Luther et la Cène
La compréhension de la cène entre les différents courants de la Réforme a longtemps été un point d’achoppement. Il a fallu presque 500 ans pour que luthériens et réformés se réunissent malgré cette divergence toujours vivante.
En octobre 1529, à Marbourg, dans le château qui domine la ville, le prince « protestant » Philippe de Hesse réunit ceux qui sont en train de mettre en route une réforme de l’Église : l’allemand Luther, le Suisse Zwingli, le Strasbourgeois Bucer et quelques autres. Le but du prince : qu’ils s’allient pour faire l’année suivante, à la diète d’Augsbourg, front commun contre leurs adversaires, l’Empereur et le légat du Pape.
Les participants échangent, discutent et rédigent un texte en quinze points. Sur les quatorze premiers, leur accord est total. Mais sur le dernier, qui concerne la Cène, ils n’arrivent pas à s’entendre, ce qui entraîne l’échec de la conférence et le refus d’une alliance.
Deux conceptions différentes
Luther se situe dans la ligne de la spiritualité monastique qui a longtemps été la sienne ; pour lui, quand on célèbre le sacrement, il s’opère une transformation réelle du pain et vin. Tout en restant pain et vin, ils deviennent véritablement corps et sang du Christ (ce qu’on appellera plus tard la consubstantiation). Ils ont deux natures, de même que, selon les Conciles, le Christ est à la fois humain et divin. Après la cérémonie, ils redeviennent simplement pain et vin, alors que selon la doctrine catholique de la transsubstantiation leur transformation est définitive.
Zwingli affirme que Dieu entre en communion avec nous et agit en nous par l’Esprit. Le pain et le vin ne font pas venir le Christ, ils rappellent et témoignent qu’il est déjà là. Leur substance ne change pas ; ils sont des signes qui rendent manifeste ou visible une présence qui les précède. Nous ne prenons pas la Cène pour recevoir le Christ, mais parce que nous l’avons reçu.
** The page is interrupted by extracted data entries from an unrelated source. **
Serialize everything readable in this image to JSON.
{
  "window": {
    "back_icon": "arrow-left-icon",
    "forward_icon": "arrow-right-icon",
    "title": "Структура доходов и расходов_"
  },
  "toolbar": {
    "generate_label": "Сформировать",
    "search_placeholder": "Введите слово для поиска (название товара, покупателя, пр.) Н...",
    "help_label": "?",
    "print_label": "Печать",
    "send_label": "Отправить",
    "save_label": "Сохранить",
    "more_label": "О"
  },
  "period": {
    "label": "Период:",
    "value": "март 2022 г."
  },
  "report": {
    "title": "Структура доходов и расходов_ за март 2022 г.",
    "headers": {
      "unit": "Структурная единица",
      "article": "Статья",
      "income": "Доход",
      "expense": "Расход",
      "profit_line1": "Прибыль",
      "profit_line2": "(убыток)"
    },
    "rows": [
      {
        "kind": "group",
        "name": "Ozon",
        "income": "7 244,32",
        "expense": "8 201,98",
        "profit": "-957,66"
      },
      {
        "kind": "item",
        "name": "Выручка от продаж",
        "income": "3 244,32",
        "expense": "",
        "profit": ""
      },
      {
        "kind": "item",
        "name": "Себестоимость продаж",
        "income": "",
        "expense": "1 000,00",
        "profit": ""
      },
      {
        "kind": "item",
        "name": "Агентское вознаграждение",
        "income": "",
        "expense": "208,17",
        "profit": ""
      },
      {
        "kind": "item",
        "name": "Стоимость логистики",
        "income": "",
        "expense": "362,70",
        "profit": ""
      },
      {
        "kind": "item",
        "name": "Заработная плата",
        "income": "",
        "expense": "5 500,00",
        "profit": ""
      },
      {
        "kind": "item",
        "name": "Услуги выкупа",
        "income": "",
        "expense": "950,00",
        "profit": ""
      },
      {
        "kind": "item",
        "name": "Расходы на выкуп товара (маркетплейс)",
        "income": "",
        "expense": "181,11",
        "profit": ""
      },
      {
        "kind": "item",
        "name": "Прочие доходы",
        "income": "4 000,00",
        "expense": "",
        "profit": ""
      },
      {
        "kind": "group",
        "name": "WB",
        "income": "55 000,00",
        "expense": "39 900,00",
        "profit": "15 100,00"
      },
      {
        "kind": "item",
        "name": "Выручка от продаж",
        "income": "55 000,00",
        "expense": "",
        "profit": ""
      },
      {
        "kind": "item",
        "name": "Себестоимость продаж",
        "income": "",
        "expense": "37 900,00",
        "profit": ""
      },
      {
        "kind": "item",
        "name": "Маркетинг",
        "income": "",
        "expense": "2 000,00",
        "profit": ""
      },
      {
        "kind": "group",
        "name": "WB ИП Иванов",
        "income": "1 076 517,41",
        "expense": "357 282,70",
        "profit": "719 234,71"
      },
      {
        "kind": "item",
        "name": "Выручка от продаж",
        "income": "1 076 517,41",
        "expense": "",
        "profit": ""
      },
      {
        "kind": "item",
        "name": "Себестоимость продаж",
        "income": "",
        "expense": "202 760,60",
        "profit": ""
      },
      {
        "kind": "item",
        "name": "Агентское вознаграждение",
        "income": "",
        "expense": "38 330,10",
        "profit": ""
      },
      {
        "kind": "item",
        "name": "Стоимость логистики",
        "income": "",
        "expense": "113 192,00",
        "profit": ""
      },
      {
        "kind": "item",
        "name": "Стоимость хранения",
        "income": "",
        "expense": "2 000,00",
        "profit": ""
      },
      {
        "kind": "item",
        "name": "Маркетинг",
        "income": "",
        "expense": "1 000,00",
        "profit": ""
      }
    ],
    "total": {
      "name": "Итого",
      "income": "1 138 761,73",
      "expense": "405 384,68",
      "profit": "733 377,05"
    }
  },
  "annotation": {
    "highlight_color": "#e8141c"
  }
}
Une confrontation virulente
À Marbourg, les deux réformateurs s’affrontent durement. Luther a le sentiment que Zwingli spiritualise excessivement la Cène, Zwingli que Luther la matérialise trop. Luther écrit à la craie sur la table : « hoc est corpus meum » (« ceci est mon corps »), la parole que Jésus a dite en instituant la Cène. Zwingli, en historien et philologue, cite des textes du Nouveau Testament où « est » n’indique pas une identité matérielle (ainsi « je suis le cep », « je suis la porte », « le rocher était le Christ »). Luther rétorque : « Je ne veux pas entendre la raison… Si le Christ me disait de manger du fumier, je le ferais… s’il me proposait des “pommes pourries”, je les mangerais de manière spirituelle… il faut fermer les yeux... » À une foi qui raisonne et s’informe, comme le fait Zwingli, il oppose une foi qui se soumet et obéit.
Après les avoir séparés des catholiques, la Cène, sacrement pourtant dit de « communion », a divisé les protestants entre eux. « Nous nous sentons mille fois plus proches de Rome que de Genève », déclaraient au XVIIe siècle des luthériens (pas tous). Ce n’est qu’au XXe siècle, ce qu’officialise la Concorde de Leuenberg (1973), que les successeurs de Luther et de Zwingli ont estimé que leur compréhension différente de la Cène ne devait pas empêcher leur union.